The Plaintiff had been convicted for murder with common intention and suffered to sentence death. The crime was committed in May 1996. He made a clemency petition and it was granted in April 1998 by President Ong Teng Cheong, who passed a commutation order for the plaintiff to be “imprisoned for life” instead. In November 2002, the Singapore Prison Service wrote to the Singapore Armed Forces, stating that the Plaintiff’s tentative date of release was 28 August 2011. This suggested that the Plaintiff’s sentence was not for imprisonment for his remaining natural life.

However, when the Plaintiff sought clarification from the Singapore Prison Service (who sought advice from the Attorney-General’s Chambers) and Minister for Law, he was told that “life imprisonment” as stated in the commutation order should be construed as imprisonment for his remaining natural life. He thus filed a criminal motion, seeking a declaration that his sentence, based on a proper interpretation of the commutation order, should be for 20 years instead.

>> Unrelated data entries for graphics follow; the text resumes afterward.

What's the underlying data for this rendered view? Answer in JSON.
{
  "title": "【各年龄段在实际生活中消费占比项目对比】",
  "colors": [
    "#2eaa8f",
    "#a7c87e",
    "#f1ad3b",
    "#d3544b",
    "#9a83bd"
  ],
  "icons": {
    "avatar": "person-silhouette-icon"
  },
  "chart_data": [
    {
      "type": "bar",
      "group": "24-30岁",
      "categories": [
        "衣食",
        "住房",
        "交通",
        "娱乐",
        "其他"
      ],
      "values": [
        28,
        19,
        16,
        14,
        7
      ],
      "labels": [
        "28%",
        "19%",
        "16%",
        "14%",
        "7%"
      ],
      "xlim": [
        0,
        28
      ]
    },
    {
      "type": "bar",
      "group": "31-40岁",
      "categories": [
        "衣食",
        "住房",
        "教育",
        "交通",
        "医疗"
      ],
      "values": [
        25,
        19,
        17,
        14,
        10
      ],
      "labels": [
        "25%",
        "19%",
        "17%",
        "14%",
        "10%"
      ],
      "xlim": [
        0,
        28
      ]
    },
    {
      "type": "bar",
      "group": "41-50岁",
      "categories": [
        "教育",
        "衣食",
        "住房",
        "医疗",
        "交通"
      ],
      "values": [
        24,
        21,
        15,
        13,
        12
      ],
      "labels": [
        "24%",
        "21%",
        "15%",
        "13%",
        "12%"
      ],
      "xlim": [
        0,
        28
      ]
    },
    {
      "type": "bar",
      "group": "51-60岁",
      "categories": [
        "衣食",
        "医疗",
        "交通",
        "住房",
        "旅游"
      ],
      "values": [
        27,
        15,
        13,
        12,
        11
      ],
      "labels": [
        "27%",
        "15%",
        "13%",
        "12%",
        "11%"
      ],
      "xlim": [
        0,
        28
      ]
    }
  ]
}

To put matters in perspective, there had been a longstanding practice that “life imprisonment” meant 20 years’ imprisonment, with the possibility of remission. This only changed in August 1997, when the Court of Appeal in Abdul Nasir bin Ameh Hamsah v Public Prosecutor (“Abdul Nasir”) held that a term of “life imprisonment” ought to be accorded its natural and ordinary meaning, ie, imprisonment for the duration of the prisoner’s natural life. Notably, the Court of Appeal said that its ruling would only have prospective effect, in that it would affect “only those offences which carry a life sentence committed after the date of delivery of this judgment”; it added that “should the offence be committed before the date of this judgment, the old practice of 20 years imprisonment would continue to apply to those offenders.”